A audiência faz parte de uma investigação aberta pelo USTR em 15 de julho de 2025, com base na Seção 301 da Lei de Comércio dos Estados Unidos, de 1974. O dispositivo permite que o governo norte-americano investigue práticas comerciais de outros países consideradas prejudiciais aos interesses econômicos dos Estados Unidos.

A análise conduzida pelo órgão abrange seis áreas principais: comércio digital, serviços de pagamento eletrônico, tarifas preferenciais, combate à corrupção, proteção da propriedade intelectual, acesso ao mercado de etanol e questões relacionadas ao desmatamento ilegal.

Governo brasileiro contesta conclusões

Após ser notificado sobre a investigação, o governo brasileiro encaminhou manifestação oficial ao USTR contestando os fundamentos utilizados para justificar a possível adoção das tarifas.

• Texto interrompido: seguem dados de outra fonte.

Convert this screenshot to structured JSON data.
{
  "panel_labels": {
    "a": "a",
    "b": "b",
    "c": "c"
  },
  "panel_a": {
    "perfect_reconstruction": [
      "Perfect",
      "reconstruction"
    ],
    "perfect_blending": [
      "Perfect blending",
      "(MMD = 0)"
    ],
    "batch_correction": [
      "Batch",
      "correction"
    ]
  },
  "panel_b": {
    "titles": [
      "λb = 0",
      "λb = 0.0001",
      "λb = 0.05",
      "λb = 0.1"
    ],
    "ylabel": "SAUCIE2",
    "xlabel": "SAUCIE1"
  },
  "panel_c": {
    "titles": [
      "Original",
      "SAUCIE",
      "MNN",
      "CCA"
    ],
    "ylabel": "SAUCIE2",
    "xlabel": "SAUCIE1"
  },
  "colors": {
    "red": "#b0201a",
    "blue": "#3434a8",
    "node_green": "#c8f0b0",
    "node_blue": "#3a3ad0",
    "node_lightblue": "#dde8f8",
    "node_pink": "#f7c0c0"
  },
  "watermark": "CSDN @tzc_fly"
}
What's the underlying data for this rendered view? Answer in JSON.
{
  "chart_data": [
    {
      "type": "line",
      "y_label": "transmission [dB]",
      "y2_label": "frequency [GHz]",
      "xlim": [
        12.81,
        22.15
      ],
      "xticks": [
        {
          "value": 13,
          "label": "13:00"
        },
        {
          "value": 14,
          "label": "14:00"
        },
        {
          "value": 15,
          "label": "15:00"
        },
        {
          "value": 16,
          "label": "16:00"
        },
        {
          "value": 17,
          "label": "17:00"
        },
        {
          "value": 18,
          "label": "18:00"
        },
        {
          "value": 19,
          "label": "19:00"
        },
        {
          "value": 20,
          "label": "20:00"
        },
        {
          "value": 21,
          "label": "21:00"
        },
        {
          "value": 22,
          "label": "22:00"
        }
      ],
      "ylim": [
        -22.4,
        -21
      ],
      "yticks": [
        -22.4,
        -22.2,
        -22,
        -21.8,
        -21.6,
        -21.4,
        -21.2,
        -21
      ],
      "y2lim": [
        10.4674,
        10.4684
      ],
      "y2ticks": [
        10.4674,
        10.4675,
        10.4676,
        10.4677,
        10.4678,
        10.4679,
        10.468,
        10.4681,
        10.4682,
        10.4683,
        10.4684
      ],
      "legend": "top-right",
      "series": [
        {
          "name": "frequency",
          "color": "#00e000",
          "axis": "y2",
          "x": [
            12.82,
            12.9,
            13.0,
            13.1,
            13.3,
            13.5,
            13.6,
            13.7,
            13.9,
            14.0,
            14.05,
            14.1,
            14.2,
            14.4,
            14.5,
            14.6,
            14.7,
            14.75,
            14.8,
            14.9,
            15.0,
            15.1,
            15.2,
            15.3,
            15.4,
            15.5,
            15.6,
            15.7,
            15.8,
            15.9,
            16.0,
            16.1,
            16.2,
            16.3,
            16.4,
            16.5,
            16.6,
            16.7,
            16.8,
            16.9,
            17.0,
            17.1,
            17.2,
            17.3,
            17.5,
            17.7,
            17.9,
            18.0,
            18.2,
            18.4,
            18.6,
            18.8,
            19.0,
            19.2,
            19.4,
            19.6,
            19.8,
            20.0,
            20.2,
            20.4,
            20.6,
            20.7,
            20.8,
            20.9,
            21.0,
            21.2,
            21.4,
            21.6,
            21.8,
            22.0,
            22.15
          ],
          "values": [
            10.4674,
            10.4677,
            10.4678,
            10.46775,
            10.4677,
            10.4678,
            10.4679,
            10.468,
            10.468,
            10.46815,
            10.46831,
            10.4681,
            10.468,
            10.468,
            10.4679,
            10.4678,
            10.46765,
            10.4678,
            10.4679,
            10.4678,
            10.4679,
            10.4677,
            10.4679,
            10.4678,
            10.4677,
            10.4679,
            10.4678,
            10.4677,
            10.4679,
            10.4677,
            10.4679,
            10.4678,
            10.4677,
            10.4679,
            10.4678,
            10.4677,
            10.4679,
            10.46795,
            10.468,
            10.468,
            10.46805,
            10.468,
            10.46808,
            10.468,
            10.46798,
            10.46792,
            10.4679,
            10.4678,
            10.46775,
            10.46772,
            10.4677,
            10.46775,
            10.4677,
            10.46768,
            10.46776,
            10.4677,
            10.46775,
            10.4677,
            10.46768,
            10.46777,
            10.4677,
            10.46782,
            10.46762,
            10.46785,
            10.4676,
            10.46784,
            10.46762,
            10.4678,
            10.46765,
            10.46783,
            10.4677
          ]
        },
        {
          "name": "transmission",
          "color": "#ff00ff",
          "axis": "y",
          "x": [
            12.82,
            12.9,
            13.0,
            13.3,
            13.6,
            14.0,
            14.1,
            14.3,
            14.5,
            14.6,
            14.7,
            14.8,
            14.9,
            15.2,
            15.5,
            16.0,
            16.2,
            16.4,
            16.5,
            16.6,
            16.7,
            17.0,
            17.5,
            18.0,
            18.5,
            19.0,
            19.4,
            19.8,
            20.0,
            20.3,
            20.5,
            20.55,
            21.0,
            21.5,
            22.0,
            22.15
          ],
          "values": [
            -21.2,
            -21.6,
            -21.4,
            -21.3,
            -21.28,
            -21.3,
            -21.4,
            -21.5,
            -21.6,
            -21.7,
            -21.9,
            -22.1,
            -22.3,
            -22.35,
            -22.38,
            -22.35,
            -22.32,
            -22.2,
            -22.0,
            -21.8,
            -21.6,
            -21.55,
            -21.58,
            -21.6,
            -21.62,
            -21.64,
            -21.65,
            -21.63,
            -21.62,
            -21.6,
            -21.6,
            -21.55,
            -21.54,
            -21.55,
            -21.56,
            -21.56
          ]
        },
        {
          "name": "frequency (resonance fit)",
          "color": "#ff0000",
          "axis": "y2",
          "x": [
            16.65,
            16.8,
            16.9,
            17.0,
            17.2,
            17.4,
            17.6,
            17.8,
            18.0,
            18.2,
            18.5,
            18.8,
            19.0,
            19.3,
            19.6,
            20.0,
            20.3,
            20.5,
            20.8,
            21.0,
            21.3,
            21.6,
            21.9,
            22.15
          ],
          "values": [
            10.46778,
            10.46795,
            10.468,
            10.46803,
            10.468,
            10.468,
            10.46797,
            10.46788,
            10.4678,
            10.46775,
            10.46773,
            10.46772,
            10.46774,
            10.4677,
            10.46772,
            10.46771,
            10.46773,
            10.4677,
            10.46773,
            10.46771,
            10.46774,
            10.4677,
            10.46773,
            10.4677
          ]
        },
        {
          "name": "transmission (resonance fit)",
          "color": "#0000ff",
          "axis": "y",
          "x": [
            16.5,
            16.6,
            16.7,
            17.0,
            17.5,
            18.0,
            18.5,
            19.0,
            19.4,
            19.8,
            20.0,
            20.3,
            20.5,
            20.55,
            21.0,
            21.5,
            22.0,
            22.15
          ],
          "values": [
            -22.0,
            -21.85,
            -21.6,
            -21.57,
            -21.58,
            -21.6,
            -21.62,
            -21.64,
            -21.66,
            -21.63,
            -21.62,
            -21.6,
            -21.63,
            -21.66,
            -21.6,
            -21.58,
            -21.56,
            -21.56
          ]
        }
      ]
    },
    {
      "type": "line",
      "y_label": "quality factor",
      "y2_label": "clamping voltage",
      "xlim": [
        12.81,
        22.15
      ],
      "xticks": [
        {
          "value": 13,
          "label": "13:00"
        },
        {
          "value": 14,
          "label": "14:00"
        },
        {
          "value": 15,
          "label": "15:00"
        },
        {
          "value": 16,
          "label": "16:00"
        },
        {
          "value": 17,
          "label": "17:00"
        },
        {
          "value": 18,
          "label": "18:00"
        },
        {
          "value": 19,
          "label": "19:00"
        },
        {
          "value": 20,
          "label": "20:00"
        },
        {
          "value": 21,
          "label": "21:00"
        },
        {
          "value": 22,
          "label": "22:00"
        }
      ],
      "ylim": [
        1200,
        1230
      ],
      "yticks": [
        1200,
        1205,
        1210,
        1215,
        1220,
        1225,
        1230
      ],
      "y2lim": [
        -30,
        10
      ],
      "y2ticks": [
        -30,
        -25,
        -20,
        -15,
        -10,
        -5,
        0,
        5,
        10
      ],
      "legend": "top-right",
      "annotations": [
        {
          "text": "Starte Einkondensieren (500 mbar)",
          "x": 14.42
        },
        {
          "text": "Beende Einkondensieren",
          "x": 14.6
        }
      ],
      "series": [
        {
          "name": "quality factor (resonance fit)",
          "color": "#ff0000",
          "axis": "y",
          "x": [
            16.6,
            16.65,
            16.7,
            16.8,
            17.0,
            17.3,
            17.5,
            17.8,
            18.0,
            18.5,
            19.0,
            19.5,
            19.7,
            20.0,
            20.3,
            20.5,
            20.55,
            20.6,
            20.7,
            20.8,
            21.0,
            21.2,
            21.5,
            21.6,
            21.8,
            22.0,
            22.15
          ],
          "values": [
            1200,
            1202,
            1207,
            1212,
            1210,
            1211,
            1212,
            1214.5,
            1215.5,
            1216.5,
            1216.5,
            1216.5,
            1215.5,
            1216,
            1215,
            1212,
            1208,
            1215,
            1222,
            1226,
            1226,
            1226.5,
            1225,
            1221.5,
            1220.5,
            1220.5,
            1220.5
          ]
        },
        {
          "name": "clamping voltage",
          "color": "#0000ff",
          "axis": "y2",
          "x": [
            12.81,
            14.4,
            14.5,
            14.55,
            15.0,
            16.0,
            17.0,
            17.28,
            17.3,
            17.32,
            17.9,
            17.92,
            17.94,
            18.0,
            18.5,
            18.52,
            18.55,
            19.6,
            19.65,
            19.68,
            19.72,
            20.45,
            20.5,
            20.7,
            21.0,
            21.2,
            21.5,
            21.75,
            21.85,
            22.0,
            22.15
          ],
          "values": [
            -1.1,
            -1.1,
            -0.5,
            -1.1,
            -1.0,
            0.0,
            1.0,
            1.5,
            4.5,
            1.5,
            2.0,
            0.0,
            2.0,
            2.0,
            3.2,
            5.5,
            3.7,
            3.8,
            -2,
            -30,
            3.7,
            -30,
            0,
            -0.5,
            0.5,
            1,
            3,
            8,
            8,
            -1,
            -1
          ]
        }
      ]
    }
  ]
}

No documento enviado por meio do Ministério das Relações Exteriores, o Brasil sustenta que suas políticas comerciais não causam prejuízos ao comércio norte-americano nem às empresas dos Estados Unidos.

O Itamaraty também argumenta que as conclusões preliminares da investigação não estabelecem uma relação jurídica consistente entre as políticas adotadas pelo Brasil e eventuais impactos ao comércio dos EUA, requisito previsto na legislação norte-americana para adoção de medidas com base na Seção 301.

Além disso, o governo brasileiro afirma que divergências sobre decisões de política pública de um país soberano não são suficientes para justificar sanções comerciais unilaterais, defendendo que os Estados Unidos suspendam qualquer medida até a conclusão da investigação.